A Novel Objective for EUV Microscopy and EUV Lithography
Inventors: Manfred Bitter, Kenneth Hill, Philip Efthimion
Researchers at PPPL have proposed a novel device for extreme ultraviolet (EUV) spectroscopy, EUV microscopy, and EUV lithography at wavelengths below 100 nm. Princeton is seeking an industry partner to develop and commercialize this technology. This new EUV device consists of two concentric, concave and convex spherical mirrors or reflectors and can be assembled and aligned using standard procedures for the assembly and alignment of optical components. By eliminating the shortcomings of presently used optical systems, this new device could lead to substantial advancements and cost savings in the manufacturing process, and make significant contributions to EUV lithography at wavelengths in the range from 10 to 15 nm, which is being developed for the manufacture of next-generation integrated circuits.
Optimization of the Configuration of Pixilated Detectors for the X-Ray Spectroscopy of Hot Plasmas Based on the Shannon-Nyquist
Inventors: Manfred Bitter, Kenneth Hill, Luis Delgado-Aparicio, Novimir Pablant, Eric Wang
Inventors from PPPL have developed a novel method of optimizing the configuration of pixilated radiation detectors, such that radiation in different x-ray energy ranges can be simultaneously recorded by a single detector. In order to detect spectra from multiple ion species or radiation in different energy ranges, existing technologies require separate spectrometers and detectors for each ion species. To maximize efficiency and minimize cost in x-ray spectroscopy, inventors from Princeton have developed a novel method based on the Shannon-Nyquist sampling and interpolation theorem that makes it possible to record spectra from multiple sources simultaneously with only one pixilated detector. The optimization of the detector configuration is such that there are sets of pixels distributed across the entire detector, each assigned to its own frequency range. As a result, data can be collected in less time without any loss of information, using only a single physical detector. This detector optimization was successfully utilized in two major diagnostic systems, a high-resolution x-ray imaging crystal spectrometer and an x-ray pinhole camera. This invention has far-reaching applications in industry and homeland security, where pixel detectors can be used more efficiently.

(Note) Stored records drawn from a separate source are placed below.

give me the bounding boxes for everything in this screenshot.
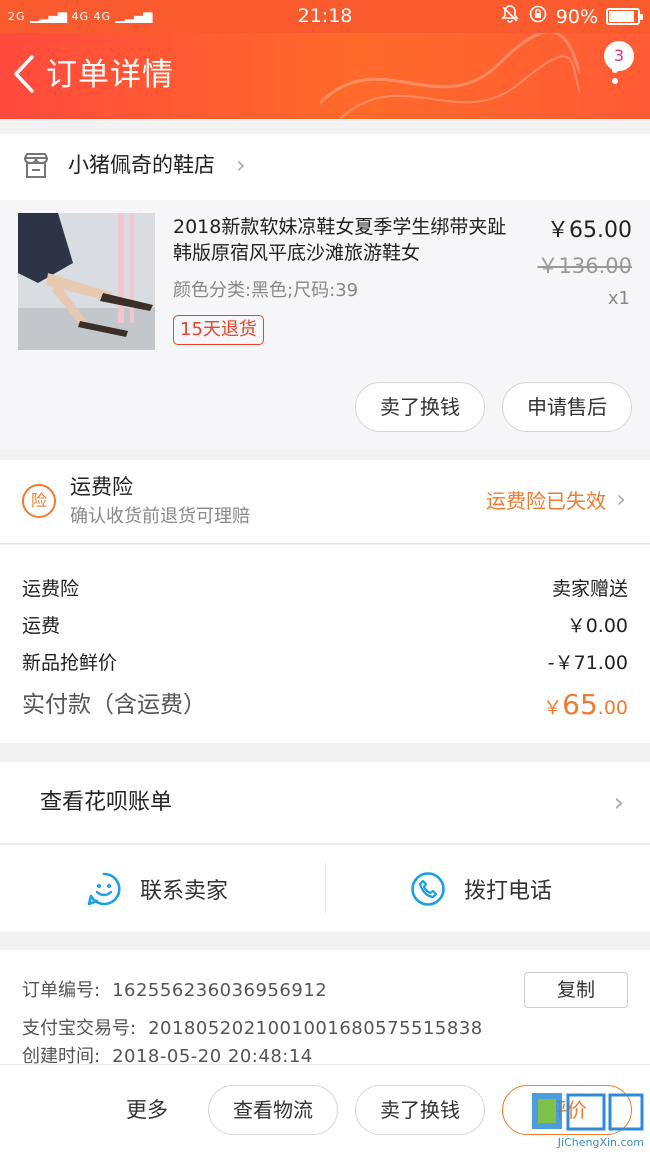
view-logistics-button[interactable]: 查看物流: [208, 1085, 338, 1135]
more-actions-button[interactable]: 更多: [126, 1095, 168, 1125]
order-info: 订单编号: 162556236036956912 复制 支付宝交易号: 201805…: [0, 950, 650, 1070]
product-image[interactable]: [18, 213, 155, 350]
call-phone-button[interactable]: 拨打电话: [410, 869, 552, 909]
call-phone-label: 拨打电话: [464, 879, 553, 904]
contact-seller-label: 联系卖家: [140, 879, 229, 904]
fee-row: 运费 ￥0.00: [22, 610, 628, 642]
product-card: 2018新款软妹凉鞋女夏季学生绑带夹趾韩版原宿风平底沙滩旅游鞋女 颜色分类:黑色…: [0, 200, 650, 450]
fee-label: 运费: [22, 615, 61, 637]
contact-bar: 联系卖家 拨打电话: [0, 845, 650, 931]
chevron-left-icon: [14, 55, 34, 93]
fee-row: 运费险 卖家赠送: [22, 573, 628, 605]
alipay-number-row: 支付宝交易号: 2018052021001001680575515838: [22, 1016, 483, 1042]
total-integer: 65: [562, 688, 598, 721]
chevron-right-icon: ›: [236, 151, 246, 179]
product-sku: 颜色分类:黑色;尺码:39: [173, 280, 359, 301]
order-number-label: 订单编号:: [22, 980, 101, 1001]
vertical-dots-icon-dot: [612, 78, 618, 84]
copy-button[interactable]: 复制: [524, 972, 628, 1008]
total-currency: ￥: [543, 697, 563, 719]
order-number-value: 162556236036956912: [112, 980, 328, 1001]
total-paid-value: ￥65.00: [543, 685, 628, 729]
shop-icon: [24, 153, 48, 178]
chat-smile-icon: [87, 872, 121, 906]
product-price: ￥65.00: [547, 218, 632, 243]
watermark-text: JiChengXin.com: [557, 1136, 644, 1149]
product-name[interactable]: 2018新款软妹凉鞋女夏季学生绑带夹趾韩版原宿风平底沙滩旅游鞋女: [173, 214, 518, 266]
alipay-number-label: 支付宝交易号:: [22, 1018, 137, 1039]
battery-icon: [606, 8, 643, 25]
battery-percent: 90%: [555, 5, 598, 28]
product-quantity: x1: [607, 288, 630, 309]
shop-row[interactable]: 小猪佩奇的鞋店 ›: [0, 134, 650, 200]
phone-icon: [411, 872, 445, 906]
fee-label: 新品抢鲜价: [22, 652, 118, 674]
fee-row: 新品抢鲜价 -￥71.00: [22, 647, 628, 679]
mute-bell-icon: [500, 4, 520, 29]
status-icons: 90%: [500, 4, 643, 29]
fee-label: 运费险: [22, 578, 80, 600]
sell-button-bottom[interactable]: 卖了换钱: [355, 1085, 485, 1135]
back-button[interactable]: [10, 51, 40, 97]
more-menu-button[interactable]: [610, 67, 620, 117]
fee-summary: 运费险 卖家赠送 运费 ￥0.00 新品抢鲜价 -￥71.00 实付款（含运费）…: [0, 545, 650, 743]
huabei-bill-label: 查看花呗账单: [40, 790, 173, 815]
return-policy-badge: 15天退货: [173, 315, 264, 345]
status-bar: 2G ▁▂▄▆ 4G 4G ▁▂▄▆ 21:18 90%: [0, 0, 650, 33]
watermark-logo: [532, 1093, 644, 1131]
vertical-dots-icon: [612, 67, 618, 73]
insurance-status: 运费险已失效: [486, 489, 606, 513]
shop-name: 小猪佩奇的鞋店: [68, 153, 215, 177]
app-header: 订单详情 3: [0, 33, 650, 119]
site-watermark: JiChengXin.com: [528, 1089, 646, 1149]
fee-value: -￥71.00: [547, 652, 628, 674]
header-decoration: [320, 33, 580, 119]
total-paid-label: 实付款（含运费）: [22, 692, 206, 718]
insurance-icon: 险: [22, 484, 56, 518]
shipping-insurance-row[interactable]: 险 运费险 确认收货前退货可理赔 运费险已失效 ›: [0, 460, 650, 544]
insurance-title: 运费险: [70, 475, 133, 499]
alipay-number-value: 2018052021001001680575515838: [148, 1018, 483, 1039]
fee-value: ￥0.00: [566, 615, 628, 637]
contact-seller-button[interactable]: 联系卖家: [86, 869, 228, 909]
fee-value: 卖家赠送: [551, 578, 628, 600]
chevron-right-icon: ›: [616, 485, 626, 513]
contact-divider: [325, 863, 326, 913]
insurance-subtitle: 确认收货前退货可理赔: [70, 506, 250, 527]
original-price: ￥136.00: [537, 254, 632, 278]
chevron-right-icon: ›: [613, 788, 624, 818]
huabei-bill-row[interactable]: 查看花呗账单 ›: [0, 762, 650, 844]
total-paid-row: 实付款（含运费） ￥65.00: [22, 685, 628, 725]
alarm-lock-icon: [528, 4, 548, 29]
sell-button[interactable]: 卖了换钱: [355, 382, 485, 432]
order-number-row: 订单编号: 162556236036956912: [22, 978, 327, 1004]
page-title: 订单详情: [46, 57, 174, 93]
sandal-photo: [18, 213, 155, 350]
order-detail-page: 2G ▁▂▄▆ 4G 4G ▁▂▄▆ 21:18 90% 订单详情 3 小猪佩奇…: [0, 0, 650, 1155]
after-sales-button[interactable]: 申请售后: [502, 382, 632, 432]
total-decimal: .00: [597, 697, 628, 719]
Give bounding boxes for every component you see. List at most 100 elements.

Cold Sterilization of Plastic Containers
Inventor: John Schmidt
The sterilization of plastic containers for beverage, food and pharmaceutical products is a significant cost to the associated industries. Currently, plastic containers are sterilized using heat, which necessitates the use of polymers that can withstand the high temperature without degrading or deforming. These heat resistant polymers have a cost of up to 1.7 times that of comparable lower temperature products. As such, any improvements in the sterilization process will have a large economic impact. Researchers at Princeton Plasma Physics Laboratory have developed a new process for sterilization of plastic containers does not employ heat, gamma radiation or chemical agents. The method uses a cold plasma discharge under partial vacuum conditions. This new method lends itself to high speeds and volumes as sterilization takes place in seconds. The process uses non-exotic equipment. A functional prototype of the equipment exists.